When it comes to unlocking the lucrative men’s grooming market, skin care, the BRIC markets and internet retail are set to be key, according to market researcher Euromonitor.
In a presentation delivered at this year’s Beyond Beauty event in Paris, Euromonitor analyst Nicole Tyrimou highlighted that men’s grooming accounts for eight per cent of the total beauty and personal care market, which was worth $33bn in 2011.
Men’s toiletries is set to be the best performing category in future, with growth of over $3bn forecast between 2011 and 2016. BRIC markets are to drive growth in the wider men’s grooming market to 2016, said Euromonitor, with 30 per cent of the real value growth in the market to come from Brazil, and a further 23 per cent to come from the Asia-Pacific region.
Skin care most dynamic category
Skin care will be the most dynamic segment in men’s grooming according to the market researcher, with 66 per cent of skin care sales in 2016 set to come from the Asia-Pacific region.
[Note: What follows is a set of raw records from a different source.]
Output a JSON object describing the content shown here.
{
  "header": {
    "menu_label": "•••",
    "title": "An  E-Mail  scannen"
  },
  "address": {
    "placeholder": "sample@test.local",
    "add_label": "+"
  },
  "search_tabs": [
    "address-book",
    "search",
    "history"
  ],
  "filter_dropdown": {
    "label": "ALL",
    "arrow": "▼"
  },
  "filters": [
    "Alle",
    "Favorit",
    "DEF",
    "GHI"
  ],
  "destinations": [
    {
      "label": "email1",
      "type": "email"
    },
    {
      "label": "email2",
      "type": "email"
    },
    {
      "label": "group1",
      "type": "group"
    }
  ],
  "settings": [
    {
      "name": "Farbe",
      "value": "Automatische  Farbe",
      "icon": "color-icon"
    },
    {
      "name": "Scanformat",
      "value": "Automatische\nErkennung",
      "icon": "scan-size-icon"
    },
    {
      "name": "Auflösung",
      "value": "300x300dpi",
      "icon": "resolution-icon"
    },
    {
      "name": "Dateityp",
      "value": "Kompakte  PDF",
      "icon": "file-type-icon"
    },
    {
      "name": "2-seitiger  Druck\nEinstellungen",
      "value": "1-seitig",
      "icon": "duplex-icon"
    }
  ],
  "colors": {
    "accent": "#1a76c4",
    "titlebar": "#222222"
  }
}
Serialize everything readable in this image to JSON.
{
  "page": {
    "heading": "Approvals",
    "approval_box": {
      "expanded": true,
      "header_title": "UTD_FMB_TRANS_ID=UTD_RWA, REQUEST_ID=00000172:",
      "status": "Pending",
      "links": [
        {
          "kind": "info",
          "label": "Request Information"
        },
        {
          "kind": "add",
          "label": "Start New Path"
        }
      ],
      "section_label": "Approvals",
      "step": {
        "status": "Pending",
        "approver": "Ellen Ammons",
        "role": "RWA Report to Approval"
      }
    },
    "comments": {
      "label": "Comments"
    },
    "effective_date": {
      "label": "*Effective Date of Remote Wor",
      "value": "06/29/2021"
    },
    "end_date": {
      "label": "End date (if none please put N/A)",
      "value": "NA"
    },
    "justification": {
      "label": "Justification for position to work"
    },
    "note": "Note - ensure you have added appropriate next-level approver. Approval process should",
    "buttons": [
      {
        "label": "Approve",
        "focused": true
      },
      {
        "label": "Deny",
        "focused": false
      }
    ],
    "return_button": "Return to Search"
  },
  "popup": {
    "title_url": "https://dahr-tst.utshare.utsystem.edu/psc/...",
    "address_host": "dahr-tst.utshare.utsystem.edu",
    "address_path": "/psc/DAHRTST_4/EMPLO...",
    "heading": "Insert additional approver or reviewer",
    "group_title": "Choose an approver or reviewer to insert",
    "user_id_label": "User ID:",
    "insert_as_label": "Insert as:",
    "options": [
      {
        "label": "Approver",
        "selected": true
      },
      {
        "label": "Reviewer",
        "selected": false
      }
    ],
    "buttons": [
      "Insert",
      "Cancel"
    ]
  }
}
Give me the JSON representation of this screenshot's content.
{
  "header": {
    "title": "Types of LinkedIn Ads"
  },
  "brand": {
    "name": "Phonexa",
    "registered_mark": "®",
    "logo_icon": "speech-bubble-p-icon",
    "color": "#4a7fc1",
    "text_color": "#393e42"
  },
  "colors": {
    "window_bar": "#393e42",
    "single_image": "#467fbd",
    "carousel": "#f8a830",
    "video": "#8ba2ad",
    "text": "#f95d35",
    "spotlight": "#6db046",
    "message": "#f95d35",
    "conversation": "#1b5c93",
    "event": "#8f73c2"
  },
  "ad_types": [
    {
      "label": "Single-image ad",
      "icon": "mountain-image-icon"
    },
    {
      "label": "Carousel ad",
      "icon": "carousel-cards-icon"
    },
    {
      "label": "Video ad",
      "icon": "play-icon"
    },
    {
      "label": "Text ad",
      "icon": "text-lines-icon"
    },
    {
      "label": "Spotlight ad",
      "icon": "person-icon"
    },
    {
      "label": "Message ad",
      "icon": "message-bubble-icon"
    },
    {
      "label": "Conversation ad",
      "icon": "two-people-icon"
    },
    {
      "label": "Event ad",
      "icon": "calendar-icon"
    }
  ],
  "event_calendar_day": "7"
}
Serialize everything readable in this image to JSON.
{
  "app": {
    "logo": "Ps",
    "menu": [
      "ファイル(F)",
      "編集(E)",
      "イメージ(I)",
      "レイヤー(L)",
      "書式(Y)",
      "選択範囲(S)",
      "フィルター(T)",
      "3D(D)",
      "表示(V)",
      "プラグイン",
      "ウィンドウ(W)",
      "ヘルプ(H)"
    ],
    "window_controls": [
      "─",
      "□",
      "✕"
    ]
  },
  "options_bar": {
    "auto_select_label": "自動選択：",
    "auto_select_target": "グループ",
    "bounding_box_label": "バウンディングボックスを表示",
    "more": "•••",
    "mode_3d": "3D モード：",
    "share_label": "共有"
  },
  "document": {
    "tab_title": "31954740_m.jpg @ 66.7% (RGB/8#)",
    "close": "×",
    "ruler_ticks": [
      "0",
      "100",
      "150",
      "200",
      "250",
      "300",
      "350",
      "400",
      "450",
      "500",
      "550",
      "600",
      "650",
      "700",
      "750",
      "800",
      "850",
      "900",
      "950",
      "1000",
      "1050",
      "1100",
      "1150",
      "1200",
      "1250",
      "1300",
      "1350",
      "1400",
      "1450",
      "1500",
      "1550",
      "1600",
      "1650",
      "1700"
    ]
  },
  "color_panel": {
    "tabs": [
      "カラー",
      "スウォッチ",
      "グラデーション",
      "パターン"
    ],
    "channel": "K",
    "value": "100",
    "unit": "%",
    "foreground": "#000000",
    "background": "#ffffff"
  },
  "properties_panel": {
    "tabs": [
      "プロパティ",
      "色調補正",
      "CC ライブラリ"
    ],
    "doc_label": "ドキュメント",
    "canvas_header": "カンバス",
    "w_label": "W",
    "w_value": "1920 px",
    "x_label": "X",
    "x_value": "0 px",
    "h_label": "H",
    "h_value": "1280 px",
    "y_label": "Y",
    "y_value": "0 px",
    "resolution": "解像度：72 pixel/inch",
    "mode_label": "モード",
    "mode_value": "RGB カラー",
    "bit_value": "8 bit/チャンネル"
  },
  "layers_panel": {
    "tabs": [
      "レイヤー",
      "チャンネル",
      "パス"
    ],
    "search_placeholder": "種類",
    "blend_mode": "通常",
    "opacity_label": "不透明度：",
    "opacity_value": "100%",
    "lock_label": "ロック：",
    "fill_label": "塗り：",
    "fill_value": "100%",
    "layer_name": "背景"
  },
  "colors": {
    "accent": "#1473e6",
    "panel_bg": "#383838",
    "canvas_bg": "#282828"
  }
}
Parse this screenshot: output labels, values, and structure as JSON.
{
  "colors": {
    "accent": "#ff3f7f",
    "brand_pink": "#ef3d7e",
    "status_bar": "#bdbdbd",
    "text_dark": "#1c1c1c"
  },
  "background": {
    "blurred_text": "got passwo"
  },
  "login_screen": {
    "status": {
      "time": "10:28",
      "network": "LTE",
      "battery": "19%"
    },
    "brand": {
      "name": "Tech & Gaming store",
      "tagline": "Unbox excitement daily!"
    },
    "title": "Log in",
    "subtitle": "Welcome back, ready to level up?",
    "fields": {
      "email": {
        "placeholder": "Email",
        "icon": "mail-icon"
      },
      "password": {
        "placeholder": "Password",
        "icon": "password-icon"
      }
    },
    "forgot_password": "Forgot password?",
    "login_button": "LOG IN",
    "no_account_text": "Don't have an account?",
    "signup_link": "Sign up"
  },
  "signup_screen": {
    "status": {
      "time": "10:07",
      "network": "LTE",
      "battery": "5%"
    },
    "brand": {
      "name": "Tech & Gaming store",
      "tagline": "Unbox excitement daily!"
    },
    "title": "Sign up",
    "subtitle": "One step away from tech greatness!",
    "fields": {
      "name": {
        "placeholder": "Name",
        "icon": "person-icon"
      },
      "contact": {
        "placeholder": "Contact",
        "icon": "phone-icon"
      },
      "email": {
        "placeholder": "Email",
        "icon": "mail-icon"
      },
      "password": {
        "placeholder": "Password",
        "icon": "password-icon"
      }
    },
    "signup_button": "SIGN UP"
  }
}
Tyrimou underlined that men’s skin care products are becoming multi-functional, delivering extra benefits such as anti-aging, oil control and self-tanning, with Clinique, Biotherm and Lab Series just some of the brands tapping into this trend.
“As men look to save time, multi-functional products that target multiple areas are proving popular,” she said.
Deodorants are also performing well, particularly in Latin America, boosted by the blurring of the lines between deodorants and fragrances. Indeed, Euromonitor forecasts that 31 per cent of men’s grooming value growth in 2016 will come from this product category.
With the market researcher’s annual study on fitness and well being among young men revealing that 35 per cent take supplements, Tyrimou suggested that men could be an untapped consumer segment for nutricosmetics. Dirt For Men with its HIT antioxidant drink was cited as an example of a brand exploring this segment.
Internet retail continues to grow
Although the convenience of supermarkets means they were the dominant sales channel for men’s grooming products in 2011, with sales growing 6 per cent to over $8bn, Euromonitor revealed that internet retail grew 13 per cent during the period despite its small size.
Tyrimou said that the internet is the best way to reach the young male consumer, with social media, m-commerce and subscription sites just some of the ways in which the digital domain is being used to target the male consumer.
These include Manterest, which is a male version of Pinterest, Sephora’s iPhone app where products can be purchased directly through the app without redirecting to the mobile site, and websites such as Dollar Shave Club and Automated Man, she said.